Comments can contain any text, including the star symbol and
parenthesis,
just not the two character sequence that ends the comment. So (***) is
a legal comment, but (*) is not. Write a determanistic finite
automata that will recognize legal comments. You need not include error
states, or error transitions, or recognize anything other than
comments.
(That is, all transitions should potentially lead to a final state).
- Suppose a floating point number is defined as a series of one or
more
digits, and either a decimal or an exponent part, or a decimal part
followed
by an exponent part. A decimal part is a decimal point, followed by
zero
or more digits. An exponent part is the letter e, and optional sign,
and a sequence of one or more digits. Write a DFA that will recognize
floating point values. Label your final states. Again you need not
include
error states or error transitions, only transitions that can led to a
final state.
- Show the four separate Regular Expressions for the keywords int,
if, inner and for identifiers defined
as a letter followed by string of zero or more letters or digits.

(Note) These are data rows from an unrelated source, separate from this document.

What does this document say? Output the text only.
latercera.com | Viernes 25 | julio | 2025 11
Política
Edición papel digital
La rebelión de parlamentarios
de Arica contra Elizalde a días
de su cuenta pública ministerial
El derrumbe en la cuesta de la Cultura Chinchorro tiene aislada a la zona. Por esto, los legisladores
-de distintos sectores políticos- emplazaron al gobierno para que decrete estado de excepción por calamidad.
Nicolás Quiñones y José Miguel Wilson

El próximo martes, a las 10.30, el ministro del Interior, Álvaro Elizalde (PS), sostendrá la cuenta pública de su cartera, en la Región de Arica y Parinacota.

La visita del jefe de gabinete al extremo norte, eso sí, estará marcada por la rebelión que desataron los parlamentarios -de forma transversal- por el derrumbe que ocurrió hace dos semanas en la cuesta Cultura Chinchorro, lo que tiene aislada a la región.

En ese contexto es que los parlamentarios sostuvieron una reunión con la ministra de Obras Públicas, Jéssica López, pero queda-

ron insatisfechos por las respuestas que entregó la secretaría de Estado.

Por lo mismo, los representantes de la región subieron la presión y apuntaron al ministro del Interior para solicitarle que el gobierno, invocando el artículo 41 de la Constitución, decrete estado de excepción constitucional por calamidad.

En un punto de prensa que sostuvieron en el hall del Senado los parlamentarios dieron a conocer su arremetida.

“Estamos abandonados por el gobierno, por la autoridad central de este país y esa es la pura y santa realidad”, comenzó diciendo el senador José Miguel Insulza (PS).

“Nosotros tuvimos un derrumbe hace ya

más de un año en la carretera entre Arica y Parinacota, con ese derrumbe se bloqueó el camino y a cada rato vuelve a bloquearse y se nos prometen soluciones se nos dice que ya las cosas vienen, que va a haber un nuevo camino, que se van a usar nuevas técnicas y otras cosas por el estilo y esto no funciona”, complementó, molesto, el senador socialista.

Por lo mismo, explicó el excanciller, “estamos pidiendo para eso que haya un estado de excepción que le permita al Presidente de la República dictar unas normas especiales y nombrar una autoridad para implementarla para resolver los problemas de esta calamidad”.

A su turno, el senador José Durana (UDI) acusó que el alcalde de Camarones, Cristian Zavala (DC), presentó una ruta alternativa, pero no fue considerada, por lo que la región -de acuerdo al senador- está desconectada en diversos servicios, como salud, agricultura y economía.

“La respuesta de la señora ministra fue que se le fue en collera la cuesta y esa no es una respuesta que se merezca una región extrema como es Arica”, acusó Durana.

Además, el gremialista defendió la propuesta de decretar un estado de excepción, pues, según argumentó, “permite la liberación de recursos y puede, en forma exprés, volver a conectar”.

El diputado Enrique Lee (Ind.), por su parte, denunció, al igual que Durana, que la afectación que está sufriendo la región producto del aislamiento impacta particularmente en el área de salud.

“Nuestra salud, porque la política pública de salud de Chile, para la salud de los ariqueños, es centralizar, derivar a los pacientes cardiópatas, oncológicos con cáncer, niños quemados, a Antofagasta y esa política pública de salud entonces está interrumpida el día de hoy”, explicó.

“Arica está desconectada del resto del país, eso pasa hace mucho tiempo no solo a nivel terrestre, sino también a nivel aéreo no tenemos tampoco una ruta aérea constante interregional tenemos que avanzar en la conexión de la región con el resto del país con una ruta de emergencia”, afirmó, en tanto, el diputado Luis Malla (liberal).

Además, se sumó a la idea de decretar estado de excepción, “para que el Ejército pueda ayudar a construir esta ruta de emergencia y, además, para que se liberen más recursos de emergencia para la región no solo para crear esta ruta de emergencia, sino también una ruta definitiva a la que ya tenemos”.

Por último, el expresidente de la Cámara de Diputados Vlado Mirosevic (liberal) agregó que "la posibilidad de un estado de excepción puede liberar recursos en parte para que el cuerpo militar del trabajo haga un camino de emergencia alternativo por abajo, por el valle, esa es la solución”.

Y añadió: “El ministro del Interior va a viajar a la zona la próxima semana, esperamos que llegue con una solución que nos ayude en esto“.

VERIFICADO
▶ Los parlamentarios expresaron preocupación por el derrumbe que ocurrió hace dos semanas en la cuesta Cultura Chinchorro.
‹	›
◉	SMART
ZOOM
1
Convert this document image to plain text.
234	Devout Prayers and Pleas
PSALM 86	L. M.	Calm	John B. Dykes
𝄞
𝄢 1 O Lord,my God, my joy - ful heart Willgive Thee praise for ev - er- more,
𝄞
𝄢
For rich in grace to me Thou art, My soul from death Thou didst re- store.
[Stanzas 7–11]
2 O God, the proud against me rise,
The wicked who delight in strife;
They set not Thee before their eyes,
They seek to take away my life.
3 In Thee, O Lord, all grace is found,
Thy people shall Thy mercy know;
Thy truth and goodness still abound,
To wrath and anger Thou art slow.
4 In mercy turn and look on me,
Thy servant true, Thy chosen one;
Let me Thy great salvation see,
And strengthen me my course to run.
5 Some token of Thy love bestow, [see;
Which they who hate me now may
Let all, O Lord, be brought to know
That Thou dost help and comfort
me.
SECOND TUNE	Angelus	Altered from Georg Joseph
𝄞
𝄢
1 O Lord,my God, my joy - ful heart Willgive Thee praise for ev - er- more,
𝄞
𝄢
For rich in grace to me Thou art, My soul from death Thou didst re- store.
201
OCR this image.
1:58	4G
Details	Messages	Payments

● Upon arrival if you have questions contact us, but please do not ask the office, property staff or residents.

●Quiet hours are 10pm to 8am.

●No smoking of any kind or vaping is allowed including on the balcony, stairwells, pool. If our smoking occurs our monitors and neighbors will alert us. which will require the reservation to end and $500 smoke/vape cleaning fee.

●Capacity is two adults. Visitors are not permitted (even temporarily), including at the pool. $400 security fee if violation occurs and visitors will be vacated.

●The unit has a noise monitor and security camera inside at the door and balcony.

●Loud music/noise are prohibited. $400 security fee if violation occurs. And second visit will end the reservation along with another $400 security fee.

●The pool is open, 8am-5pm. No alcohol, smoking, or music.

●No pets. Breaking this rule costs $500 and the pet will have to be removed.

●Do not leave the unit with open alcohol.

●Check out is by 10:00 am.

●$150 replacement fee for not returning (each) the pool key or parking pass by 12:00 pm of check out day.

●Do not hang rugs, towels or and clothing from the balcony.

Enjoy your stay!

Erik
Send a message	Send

Then, by merging the start states, combine these into one DFA
with four different final states corresponding
to the different tokens.
Note that when the NFA is converted into a DFA a state may be split.
This can happen with a final state. So you may end up with more
than four final states. Again, show only states that lead to a final
state (i.e., no error
states).
- Explain why the lexical analyzer must have the ability to peek at
the
input.
(Or, alternatively, the ability to push back an already read
character).
Given an example (a token description and an example input) that
shows why the lexer would want to peek at a character, but not read it.
(Or, alternatively, push back a character after having read it).
- Explain what actions the function generated by Lex takes when it
is
asked to recognize the next token. Include in your description calls on
the push back buffer.